A: If you want to have the inside painted, yes, they would have to be emptied. Otherwise, you can leave everything inside and the interior of the cabinets can be sealed off with plastic, or the cabinet bases can be painted by hand, with the doors painted separately.
Q: What kind of paint should be used?
A: Oil and acrylic primers and enamels, high quality products, are best for this type of work. They have a hard finish that resists chips and dents. In some cases, solid-colored lacquers may be used, especially if the cabinets are brand new.
Q: How long will it take to complete the work?
A: A small to medium kitchen will take about three days. Larger jobs will take from three to five days.
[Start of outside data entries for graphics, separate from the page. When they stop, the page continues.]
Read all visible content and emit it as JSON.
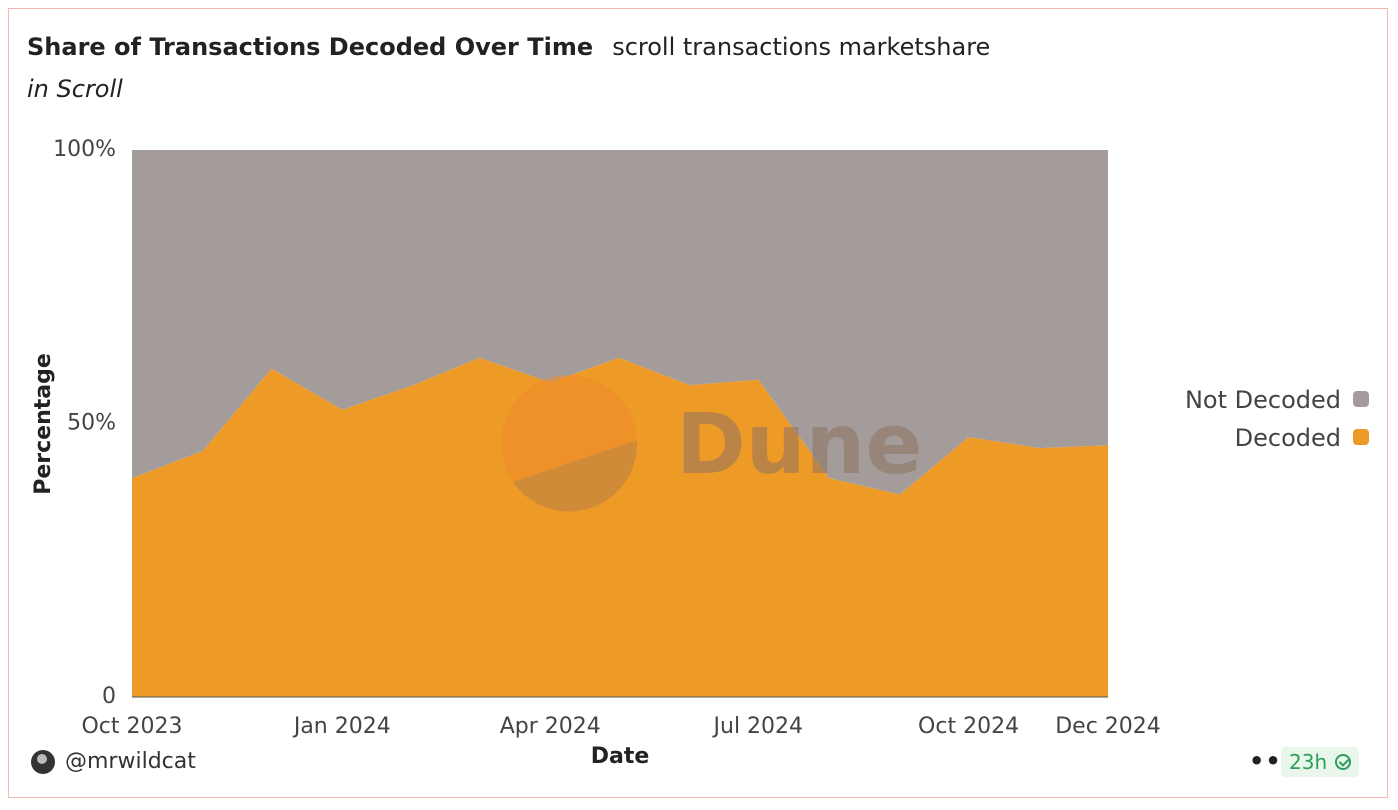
{
  "header": {
    "title": "Share of Transactions Decoded Over Time",
    "subtitle": "scroll transactions marketshare",
    "context": "in Scroll"
  },
  "footer": {
    "author": "@mrwildcat",
    "more_label": "•••",
    "refresh_badge": "23h"
  },
  "watermark": {
    "text": "Dune"
  },
  "colors": {
    "decoded": "#ee9a26",
    "not_decoded": "#a49c9b"
  },
  "chart_data": {
    "type": "area",
    "stacked": "percent",
    "x": [
      "2023-10-01",
      "2023-11-01",
      "2023-12-01",
      "2024-01-01",
      "2024-02-01",
      "2024-03-01",
      "2024-04-01",
      "2024-05-01",
      "2024-06-01",
      "2024-07-01",
      "2024-08-01",
      "2024-09-01",
      "2024-10-01",
      "2024-11-01",
      "2024-12-01"
    ],
    "series": [
      {
        "name": "Decoded",
        "color": "#ee9a26",
        "values": [
          40,
          45,
          60,
          52.5,
          57,
          62,
          57.5,
          62,
          57,
          58,
          40,
          37,
          47.5,
          45.5,
          46
        ]
      },
      {
        "name": "Not Decoded",
        "color": "#a49c9b",
        "values": [
          60,
          55,
          40,
          47.5,
          43,
          38,
          42.5,
          38,
          43,
          42,
          60,
          63,
          52.5,
          54.5,
          54
        ]
      }
    ],
    "legend_order": [
      "Not Decoded",
      "Decoded"
    ],
    "xlabel": "Date",
    "ylabel": "Percentage",
    "ylim": [
      0,
      100
    ],
    "y_ticks": [
      {
        "value": 0,
        "label": "0"
      },
      {
        "value": 50,
        "label": "50%"
      },
      {
        "value": 100,
        "label": "100%"
      }
    ],
    "x_ticks": [
      {
        "date": "2023-10-01",
        "label": "Oct 2023"
      },
      {
        "date": "2024-01-01",
        "label": "Jan 2024"
      },
      {
        "date": "2024-04-01",
        "label": "Apr 2024"
      },
      {
        "date": "2024-07-01",
        "label": "Jul 2024"
      },
      {
        "date": "2024-10-01",
        "label": "Oct 2024"
      },
      {
        "date": "2024-12-01",
        "label": "Dec 2024"
      }
    ],
    "grid": false,
    "legend_position": "right"
  }
}
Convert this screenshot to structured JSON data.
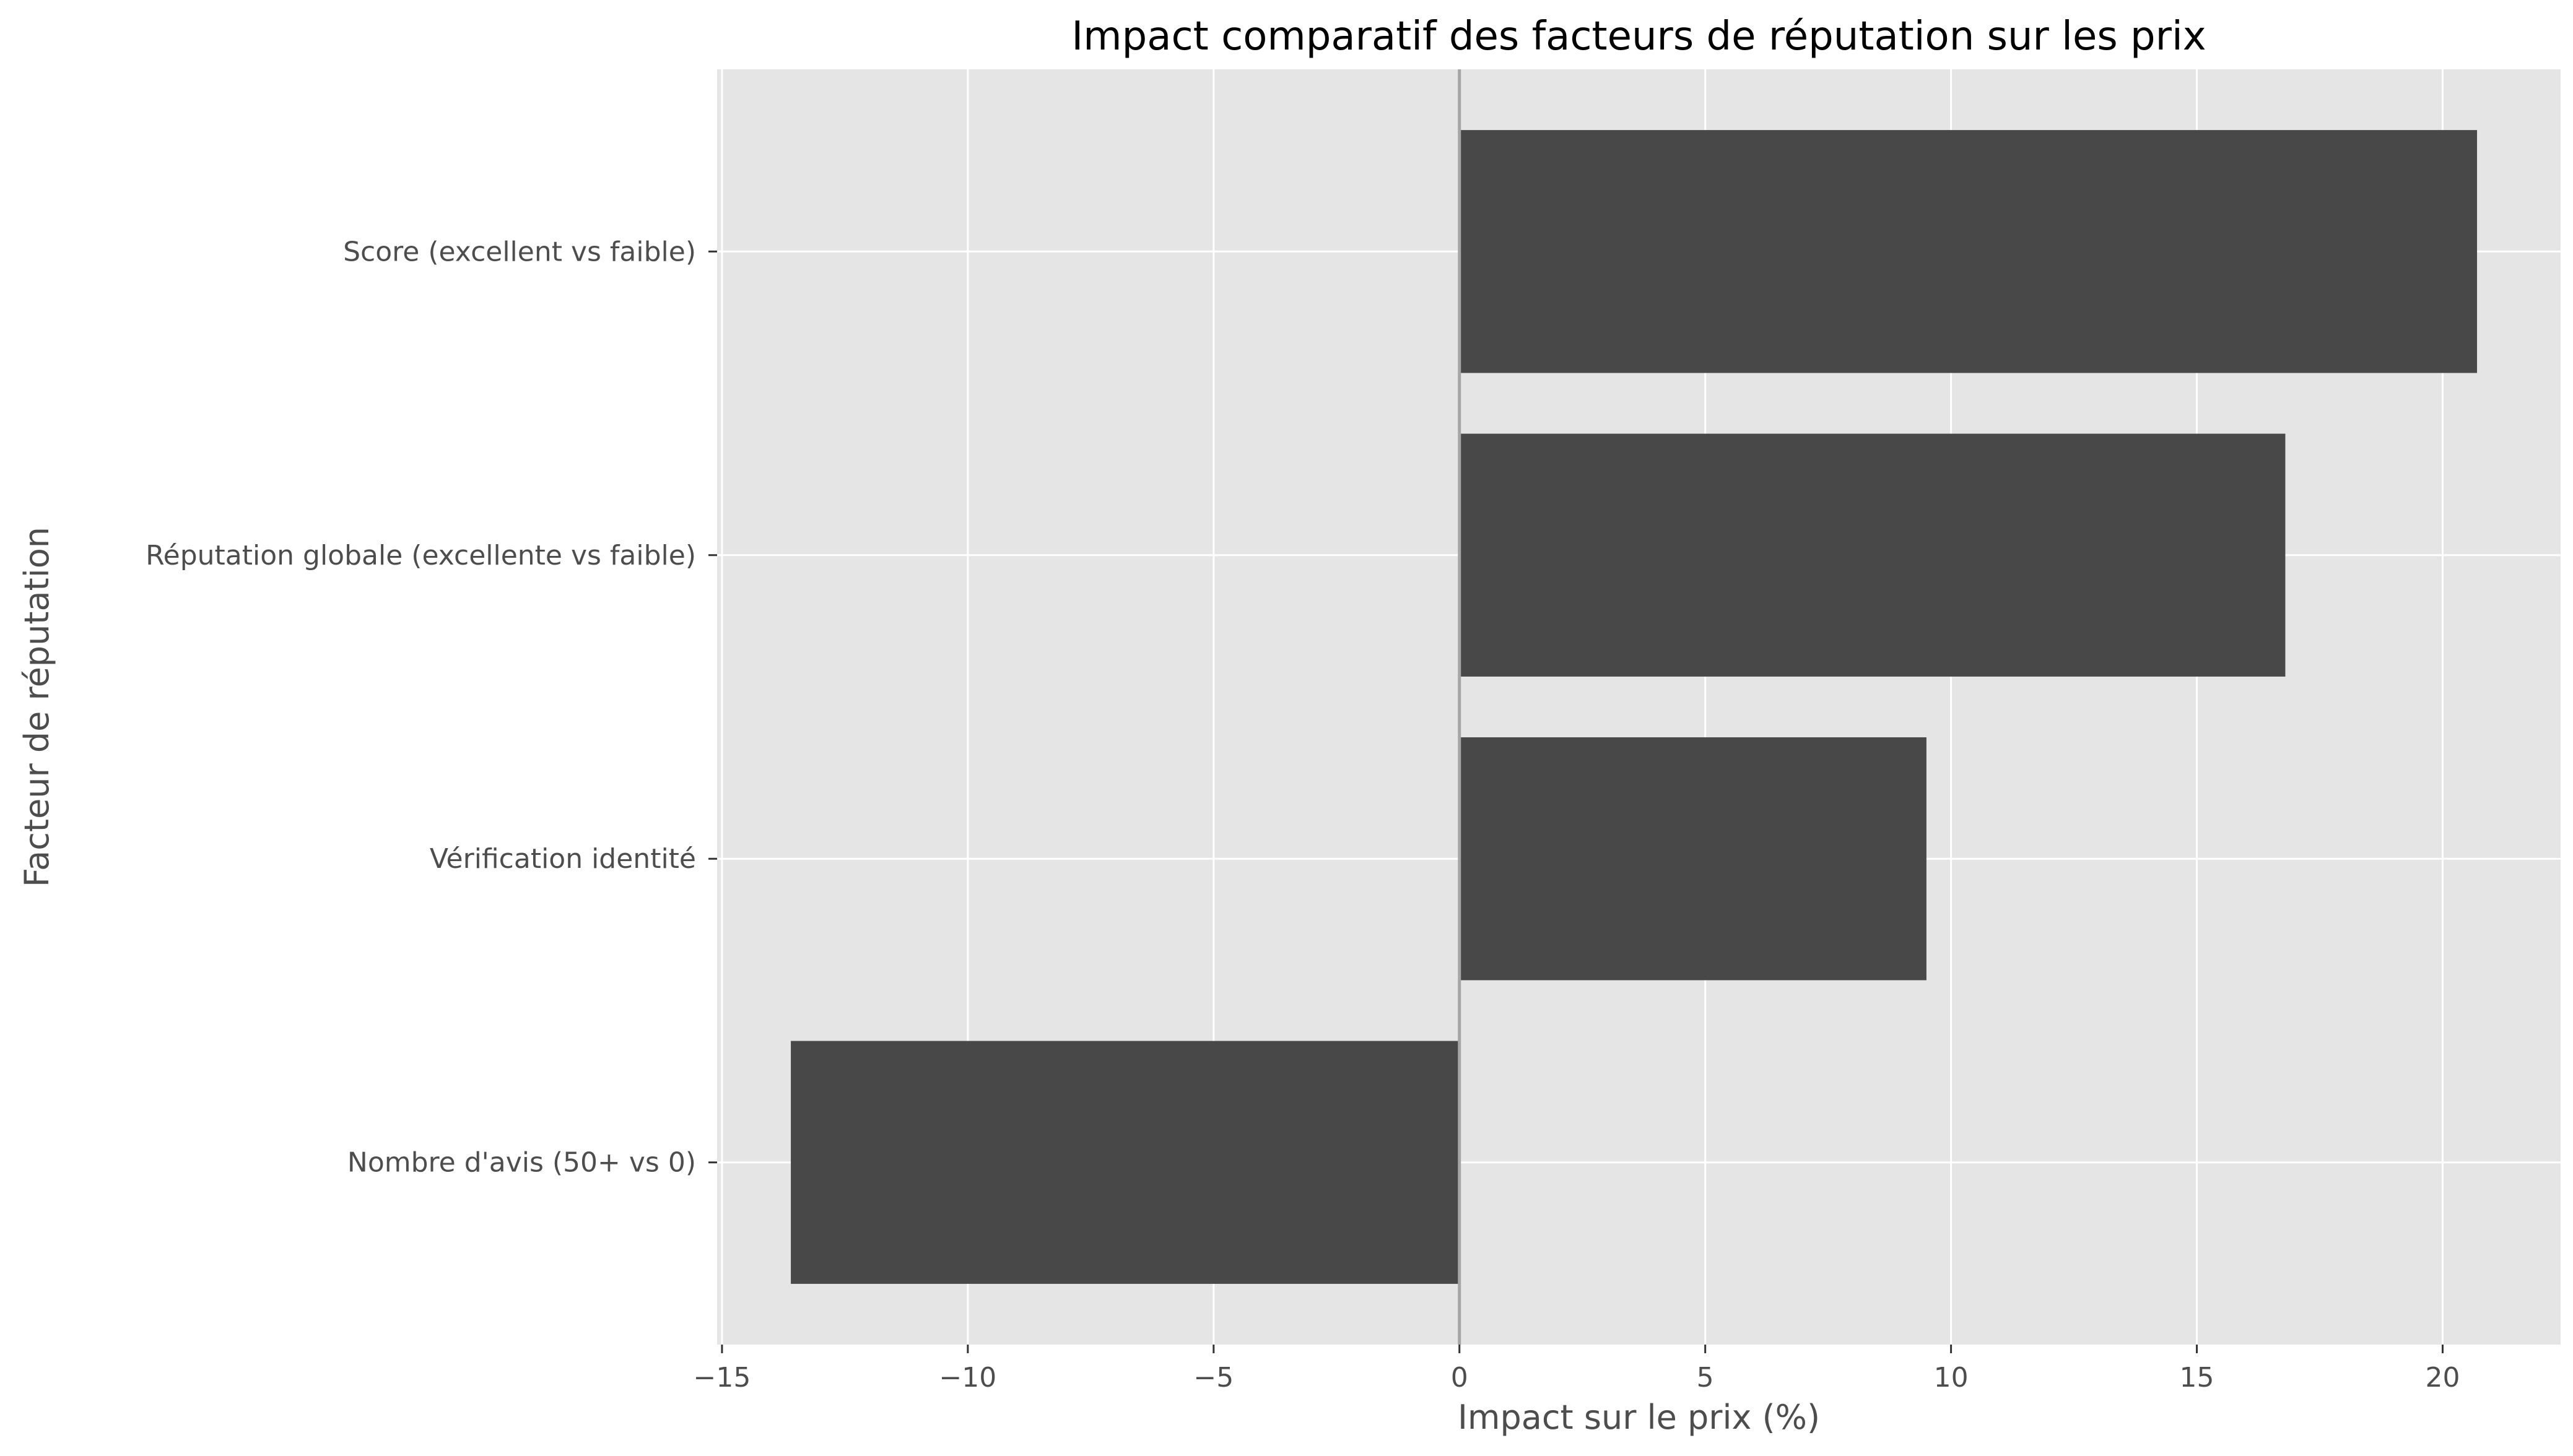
{
  "chart_data": {
    "type": "bar",
    "orientation": "horizontal",
    "title": "Impact comparatif des facteurs de réputation sur les prix",
    "xlabel": "Impact sur le prix (%)",
    "ylabel": "Facteur de réputation",
    "categories": [
      "Score (excellent vs faible)",
      "Réputation globale (excellente vs faible)",
      "Vérification identité",
      "Nombre d'avis (50+ vs 0)"
    ],
    "values": [
      20.7,
      16.8,
      9.5,
      -13.6
    ],
    "xlim": [
      -15.1,
      22.4
    ],
    "xticks": [
      -15,
      -10,
      -5,
      0,
      5,
      10,
      15,
      20
    ],
    "xtick_labels": [
      "−15",
      "−10",
      "−5",
      "0",
      "5",
      "10",
      "15",
      "20"
    ],
    "grid": true,
    "legend": "none",
    "zero_line": true,
    "colors": {
      "bar": "#484848",
      "plot_background": "#e5e5e5",
      "grid": "#ffffff",
      "zero_line": "#a6a6a6",
      "axis_text": "#4d4d4d",
      "title_text": "#000000"
    }
  }
}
If you have other dark wood work in your home – bathroom vanities, doors, casings, base, etc. These can be painted at the same time as your cabinets, giving the whole house a new look.
Q: How long will the paint job last?
A: If the above process is followed, the paint job should last for many years, probably longer than the finish you currently have. Of course, this will depend on the amount of traffic that goes through the kitchen. Just as the painted wood work and doors in your home need periodic painting, so the kitchen cabinets will also need maintenance. An advantage to painted cabinets is that any nicks or worn areas can easily be touched-up, thereby extending the life of the paint job.
Q: Do I have to paint them white?
A: Not at all! Cabinets in colors can be very exciting in the kitchen –: in Postal Blue, Parfait (a light peachy-pink), Whisper Gray and Sunny Yellow. Decorating magazines often show cabinets in Spruce Green, Navy Blue and weathered or faux finishes. One of the latest trends is to combine painting and staining in different areas of the same kitchen cabinets, or stain in two different colors. If you are not sure what color to select, your paint professional may offer color consultations, or you may want to get advice from an interior designer.